An awareness of life’s fragility can make us fearful and paranoid (When am I due for a mammogram?), but it can also prompt us to appreciate the present. The meeting member with brain cancer continually posts things on the Internet about trusting God and experiencing peace. The member with ALS made us all get up and dance in our places after worship on Sunday in order to advertise the Brazilian dance party she will be leading from her wheelchair next month. I suspect I’m not the only one who has been moved by these two members’ example.
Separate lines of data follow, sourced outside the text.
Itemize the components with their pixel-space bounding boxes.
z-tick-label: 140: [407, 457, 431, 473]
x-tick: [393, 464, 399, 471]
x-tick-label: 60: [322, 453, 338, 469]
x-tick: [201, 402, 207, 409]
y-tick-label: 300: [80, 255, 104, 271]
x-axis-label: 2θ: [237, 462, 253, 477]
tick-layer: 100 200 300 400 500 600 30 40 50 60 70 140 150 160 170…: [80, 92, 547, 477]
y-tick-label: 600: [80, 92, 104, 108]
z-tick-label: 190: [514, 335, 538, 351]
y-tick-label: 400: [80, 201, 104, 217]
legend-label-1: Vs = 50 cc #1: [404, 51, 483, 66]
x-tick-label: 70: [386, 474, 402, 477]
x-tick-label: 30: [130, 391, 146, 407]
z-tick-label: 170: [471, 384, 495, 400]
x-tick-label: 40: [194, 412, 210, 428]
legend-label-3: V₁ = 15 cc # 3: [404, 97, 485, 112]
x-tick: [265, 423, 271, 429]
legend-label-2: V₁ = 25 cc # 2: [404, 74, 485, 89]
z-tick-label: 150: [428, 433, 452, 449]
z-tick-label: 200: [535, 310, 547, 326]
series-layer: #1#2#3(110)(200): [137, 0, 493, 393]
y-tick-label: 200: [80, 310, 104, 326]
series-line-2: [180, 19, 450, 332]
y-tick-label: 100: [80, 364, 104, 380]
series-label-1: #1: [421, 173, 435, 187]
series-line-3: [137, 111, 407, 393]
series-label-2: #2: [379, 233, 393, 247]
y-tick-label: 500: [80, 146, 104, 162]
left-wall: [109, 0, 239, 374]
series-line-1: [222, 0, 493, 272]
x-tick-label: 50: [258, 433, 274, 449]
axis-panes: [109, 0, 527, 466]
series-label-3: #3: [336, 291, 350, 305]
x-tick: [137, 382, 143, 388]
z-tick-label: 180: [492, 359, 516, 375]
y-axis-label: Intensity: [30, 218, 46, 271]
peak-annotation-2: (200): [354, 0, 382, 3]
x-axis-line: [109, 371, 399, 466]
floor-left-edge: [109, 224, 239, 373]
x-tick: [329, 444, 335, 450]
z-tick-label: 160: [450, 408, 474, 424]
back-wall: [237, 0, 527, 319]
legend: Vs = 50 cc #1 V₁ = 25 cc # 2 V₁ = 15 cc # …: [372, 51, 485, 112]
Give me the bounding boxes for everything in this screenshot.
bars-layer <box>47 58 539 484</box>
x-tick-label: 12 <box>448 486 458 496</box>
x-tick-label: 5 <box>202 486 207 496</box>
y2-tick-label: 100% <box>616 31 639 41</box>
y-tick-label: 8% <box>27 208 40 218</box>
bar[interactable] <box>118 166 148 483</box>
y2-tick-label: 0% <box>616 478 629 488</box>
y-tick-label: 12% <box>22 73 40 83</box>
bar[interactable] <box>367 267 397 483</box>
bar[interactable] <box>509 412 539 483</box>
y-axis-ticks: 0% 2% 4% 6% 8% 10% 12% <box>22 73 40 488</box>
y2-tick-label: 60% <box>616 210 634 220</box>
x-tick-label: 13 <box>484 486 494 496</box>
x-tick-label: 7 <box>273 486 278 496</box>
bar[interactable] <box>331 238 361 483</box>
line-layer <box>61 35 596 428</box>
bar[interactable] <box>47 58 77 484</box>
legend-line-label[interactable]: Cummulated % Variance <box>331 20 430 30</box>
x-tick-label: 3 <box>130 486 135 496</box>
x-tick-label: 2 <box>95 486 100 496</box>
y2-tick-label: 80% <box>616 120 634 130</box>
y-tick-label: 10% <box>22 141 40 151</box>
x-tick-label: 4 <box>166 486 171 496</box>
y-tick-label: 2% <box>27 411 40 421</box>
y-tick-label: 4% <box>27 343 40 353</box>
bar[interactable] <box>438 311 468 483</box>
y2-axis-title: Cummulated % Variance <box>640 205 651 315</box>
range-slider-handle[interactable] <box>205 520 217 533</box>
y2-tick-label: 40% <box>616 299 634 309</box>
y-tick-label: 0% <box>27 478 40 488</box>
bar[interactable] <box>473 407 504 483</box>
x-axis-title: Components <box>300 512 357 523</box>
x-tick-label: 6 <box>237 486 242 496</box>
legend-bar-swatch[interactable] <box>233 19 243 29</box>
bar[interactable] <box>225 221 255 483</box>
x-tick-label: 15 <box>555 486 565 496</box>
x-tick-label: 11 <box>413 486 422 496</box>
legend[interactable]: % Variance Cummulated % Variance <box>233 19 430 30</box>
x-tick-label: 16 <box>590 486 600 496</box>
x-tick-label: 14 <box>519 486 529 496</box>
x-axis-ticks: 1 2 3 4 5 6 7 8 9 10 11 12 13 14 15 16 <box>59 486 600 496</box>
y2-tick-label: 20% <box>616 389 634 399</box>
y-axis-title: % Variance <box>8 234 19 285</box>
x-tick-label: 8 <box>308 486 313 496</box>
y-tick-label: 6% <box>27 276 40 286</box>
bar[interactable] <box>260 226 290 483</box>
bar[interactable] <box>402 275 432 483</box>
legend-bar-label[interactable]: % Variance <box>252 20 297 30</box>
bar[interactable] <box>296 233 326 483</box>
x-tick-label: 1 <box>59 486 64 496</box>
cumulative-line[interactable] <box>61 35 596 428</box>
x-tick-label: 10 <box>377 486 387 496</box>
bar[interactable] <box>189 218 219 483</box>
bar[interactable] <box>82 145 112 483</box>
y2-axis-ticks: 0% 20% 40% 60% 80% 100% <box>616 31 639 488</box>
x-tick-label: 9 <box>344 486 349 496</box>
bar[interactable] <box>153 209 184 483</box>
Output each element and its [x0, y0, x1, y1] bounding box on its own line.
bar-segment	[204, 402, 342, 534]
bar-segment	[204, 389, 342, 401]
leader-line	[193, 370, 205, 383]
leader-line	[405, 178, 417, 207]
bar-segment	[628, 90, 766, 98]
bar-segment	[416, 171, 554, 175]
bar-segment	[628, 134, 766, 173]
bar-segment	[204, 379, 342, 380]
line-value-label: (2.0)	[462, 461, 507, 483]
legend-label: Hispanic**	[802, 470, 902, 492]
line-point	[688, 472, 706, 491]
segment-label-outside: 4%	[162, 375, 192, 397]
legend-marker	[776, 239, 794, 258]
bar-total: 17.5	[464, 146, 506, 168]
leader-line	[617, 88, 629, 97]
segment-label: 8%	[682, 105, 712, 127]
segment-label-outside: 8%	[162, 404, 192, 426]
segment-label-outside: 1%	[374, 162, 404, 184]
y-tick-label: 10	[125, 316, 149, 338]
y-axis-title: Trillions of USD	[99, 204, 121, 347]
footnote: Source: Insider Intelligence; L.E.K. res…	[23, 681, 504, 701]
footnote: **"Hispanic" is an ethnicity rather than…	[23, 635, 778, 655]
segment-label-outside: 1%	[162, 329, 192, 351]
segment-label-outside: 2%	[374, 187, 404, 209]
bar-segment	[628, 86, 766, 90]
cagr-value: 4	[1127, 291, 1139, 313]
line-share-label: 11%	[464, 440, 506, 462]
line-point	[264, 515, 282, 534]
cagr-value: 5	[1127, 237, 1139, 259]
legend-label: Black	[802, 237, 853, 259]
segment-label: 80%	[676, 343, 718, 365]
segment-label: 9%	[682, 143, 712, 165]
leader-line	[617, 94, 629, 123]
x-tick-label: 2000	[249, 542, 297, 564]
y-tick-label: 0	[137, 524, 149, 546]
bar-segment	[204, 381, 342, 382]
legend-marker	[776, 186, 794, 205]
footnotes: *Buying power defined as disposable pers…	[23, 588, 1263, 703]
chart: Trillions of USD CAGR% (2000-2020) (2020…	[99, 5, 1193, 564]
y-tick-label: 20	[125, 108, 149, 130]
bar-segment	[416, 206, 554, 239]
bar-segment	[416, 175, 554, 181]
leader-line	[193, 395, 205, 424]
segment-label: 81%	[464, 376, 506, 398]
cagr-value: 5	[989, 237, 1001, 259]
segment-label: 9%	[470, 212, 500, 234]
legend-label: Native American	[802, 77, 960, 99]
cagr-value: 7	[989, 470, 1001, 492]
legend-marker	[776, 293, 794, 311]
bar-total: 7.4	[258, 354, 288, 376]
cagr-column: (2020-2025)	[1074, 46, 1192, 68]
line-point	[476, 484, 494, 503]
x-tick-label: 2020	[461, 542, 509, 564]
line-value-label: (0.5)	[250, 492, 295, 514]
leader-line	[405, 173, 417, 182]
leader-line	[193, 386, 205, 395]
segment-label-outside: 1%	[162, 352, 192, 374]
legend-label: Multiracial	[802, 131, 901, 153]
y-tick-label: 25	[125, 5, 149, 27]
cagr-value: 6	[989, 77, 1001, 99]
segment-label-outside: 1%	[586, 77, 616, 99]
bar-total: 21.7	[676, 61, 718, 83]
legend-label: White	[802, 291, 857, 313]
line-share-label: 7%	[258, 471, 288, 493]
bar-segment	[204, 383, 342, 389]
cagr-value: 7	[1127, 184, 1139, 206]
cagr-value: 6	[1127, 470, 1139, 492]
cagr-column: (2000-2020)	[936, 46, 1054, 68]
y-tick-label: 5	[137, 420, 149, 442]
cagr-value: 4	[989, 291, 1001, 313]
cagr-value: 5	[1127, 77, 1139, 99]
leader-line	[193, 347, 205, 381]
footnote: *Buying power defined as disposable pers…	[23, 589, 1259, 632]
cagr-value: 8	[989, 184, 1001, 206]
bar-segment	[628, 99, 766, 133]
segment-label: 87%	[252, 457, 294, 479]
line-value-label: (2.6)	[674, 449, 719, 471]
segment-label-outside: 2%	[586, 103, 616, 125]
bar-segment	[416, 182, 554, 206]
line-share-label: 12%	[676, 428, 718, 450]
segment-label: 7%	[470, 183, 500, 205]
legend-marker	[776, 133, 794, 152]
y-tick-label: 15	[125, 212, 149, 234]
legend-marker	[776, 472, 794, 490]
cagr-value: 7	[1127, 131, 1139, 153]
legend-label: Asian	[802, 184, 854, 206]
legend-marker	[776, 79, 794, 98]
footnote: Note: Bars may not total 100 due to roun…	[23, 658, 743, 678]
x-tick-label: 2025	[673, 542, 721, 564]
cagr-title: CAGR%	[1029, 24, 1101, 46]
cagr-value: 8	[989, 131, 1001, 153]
I finally got through most of The Science of Fear, which I mentioned a few posts ago. It is really a well-written, thought-provoking book. While there were many parts that confirmed things I already believed—(George Bush manipulated people’s fear to lead us into a war that’s not making us safer.)—there were other parts that challenged my beliefs, particularly the author’s assertion that environmentalists manipulate statistics and fear just as much as other groups. He put my fear that my children are being exposed to all kinds of toxic chemicals into the context of childhood mortality rates before we had chlorine in the water, arguing his conclusion that “There’s Never Been a Better Time to Be Alive” in terms of actual risk. Although he may err on the side of underestimating the threat of climate change, he offers a helpful perspective, when so much media is designed to prey on parental insecurity. I found the book just one more reminder that I don’t want to live in fear or encourage the fears of others, despite the real and constant fragility of life. 

So on Saturday, I’m planning to drive my Toyota, full of children, in a snow storm, to take my first snowboarding lesson at age 47. Do I trust God, or what?